BY TOM BELL

State House Bureau

The state apparently has sold more than one property in Thomaston for a fraction of its assessed value without any marketing to the public.

Two Portland-based developers bought the former state police barracks last year as part of a plan to redevelop the adjacent site of the former Maine State Prison. They paid $104,000 — less than a quarter of the property’s current assessed value.

Thomaston Assessor David Martucci said he doesn’t believe the property ever was marketed. He said he never saw a for sale sign on the property, which he passes every day on his commute.

He said the 2.6-acre property is prime real estate. This month, he assessed the value of the building and land at $480,000.

In June, the state sold three houses and five acres on Ship Street Circle in Thomaston to Patricia Barnhart, the warden of the Maine State Prison, for $175,000. Martucci visited that site in January and assessed the property at $458,000. The property never was put on the market.

The state is now voiding the sale because it violated a conflict-of-interest law.

Martucci said the police barracks parcel is valuable because it is on Route 1 and is zoned for light commercial use, such as a restaurant, a gallery or a neighborhood store.

In their deal with the state, the developers also got the right to negotiate the purchase of a maintenance building behind the barracks before the state offers the building to the public.

The police barracks is now leased to the Strong Insurance Agency.

Martucci said he assessed the property this month because it is now in private hands and going on the tax rolls. The new assessment took effect July 12.

Because he hasn’t visited the property since its sale, Martucci used data that the Maine State Police provided. He said he is scheduled to visit the property in early August to confirm that the data is correct.

The state sold the property in November to Kevin Bunker and Richard Berman, owners of Developers Collaborative. The company planned to develop a mix-use project on the former site of the Maine State Prison. The town owns that 15-acre site.

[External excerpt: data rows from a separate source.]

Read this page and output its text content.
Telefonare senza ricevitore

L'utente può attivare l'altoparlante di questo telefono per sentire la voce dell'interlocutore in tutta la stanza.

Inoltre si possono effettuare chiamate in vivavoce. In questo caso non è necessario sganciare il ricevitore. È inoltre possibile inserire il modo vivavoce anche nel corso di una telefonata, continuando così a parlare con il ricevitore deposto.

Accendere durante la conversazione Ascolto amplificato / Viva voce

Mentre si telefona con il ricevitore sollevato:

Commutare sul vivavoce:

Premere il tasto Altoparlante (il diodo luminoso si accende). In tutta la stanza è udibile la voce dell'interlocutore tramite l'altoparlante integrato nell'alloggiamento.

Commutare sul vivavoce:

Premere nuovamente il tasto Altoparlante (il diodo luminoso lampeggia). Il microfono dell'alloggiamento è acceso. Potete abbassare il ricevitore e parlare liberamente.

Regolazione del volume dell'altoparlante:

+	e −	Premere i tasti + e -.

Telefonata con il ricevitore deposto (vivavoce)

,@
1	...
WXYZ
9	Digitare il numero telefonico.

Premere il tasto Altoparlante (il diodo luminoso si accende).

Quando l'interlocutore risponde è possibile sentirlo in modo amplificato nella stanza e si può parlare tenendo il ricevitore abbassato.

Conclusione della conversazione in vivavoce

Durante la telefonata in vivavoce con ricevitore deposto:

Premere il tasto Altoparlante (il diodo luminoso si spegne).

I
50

The developers have since abandoned the project because market conditions made it economically unfeasible, Bunker said in an interview. He said he doesn’t recall whether the property was marketed publicly.

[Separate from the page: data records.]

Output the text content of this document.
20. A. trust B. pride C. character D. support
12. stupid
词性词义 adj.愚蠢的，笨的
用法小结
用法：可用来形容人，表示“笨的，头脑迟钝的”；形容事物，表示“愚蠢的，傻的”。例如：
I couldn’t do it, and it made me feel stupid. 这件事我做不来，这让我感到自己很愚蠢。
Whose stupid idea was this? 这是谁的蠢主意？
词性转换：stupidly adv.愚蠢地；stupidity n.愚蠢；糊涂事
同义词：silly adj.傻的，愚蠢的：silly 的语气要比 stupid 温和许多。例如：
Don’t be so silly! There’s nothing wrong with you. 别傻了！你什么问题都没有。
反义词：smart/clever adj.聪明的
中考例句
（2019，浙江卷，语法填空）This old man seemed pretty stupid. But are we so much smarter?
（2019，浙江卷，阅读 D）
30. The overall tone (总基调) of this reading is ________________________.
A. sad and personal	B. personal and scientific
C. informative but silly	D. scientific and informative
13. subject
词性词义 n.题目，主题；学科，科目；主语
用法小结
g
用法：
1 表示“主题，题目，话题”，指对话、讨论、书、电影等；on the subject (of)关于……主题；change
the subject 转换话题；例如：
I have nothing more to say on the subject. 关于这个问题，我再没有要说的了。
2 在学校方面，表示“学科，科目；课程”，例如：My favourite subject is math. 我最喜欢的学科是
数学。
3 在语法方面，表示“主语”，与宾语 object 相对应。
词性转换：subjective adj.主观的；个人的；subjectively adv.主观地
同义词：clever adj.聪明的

Bunker said that he negotiated with directly with Chip Gavin, director of Maine’s Bureau of General Services in the Baldacci administration, and that town officials were involved in the talks.

Bunker said the $104,000 purchase price was based on an independent appraisal by the state. He said the developers bought the property because they wanted to control the parcel, which borders the prison site and could have been incorporated into the development.

He said Gavin “was trying hard to get as much money as he could out of it.”

Betty Lamoreau, acting director of the Bureau of General Services, said she is now examining records of the police barracks sale and could not say whether it was marketed.

She was surprised when told of the town’s assessed valuation of the property. She noted that an assessment of a property’s value for tax purposes isn’t the same thing as market value.

In 2009, the state sold two houses and an office building on Main Street to Carl Danielson for $141,000.

Martucci said he believes that price represents the true market value, because the sale was well advertised. He said that “for sale” signs were placed on the properties. He said the buildings were in poor shape.

Danielson tore down the office building, which had mold and rotting wood, and repaired one of the houses, where he lives today. He plans to restore the other, according to Martucci.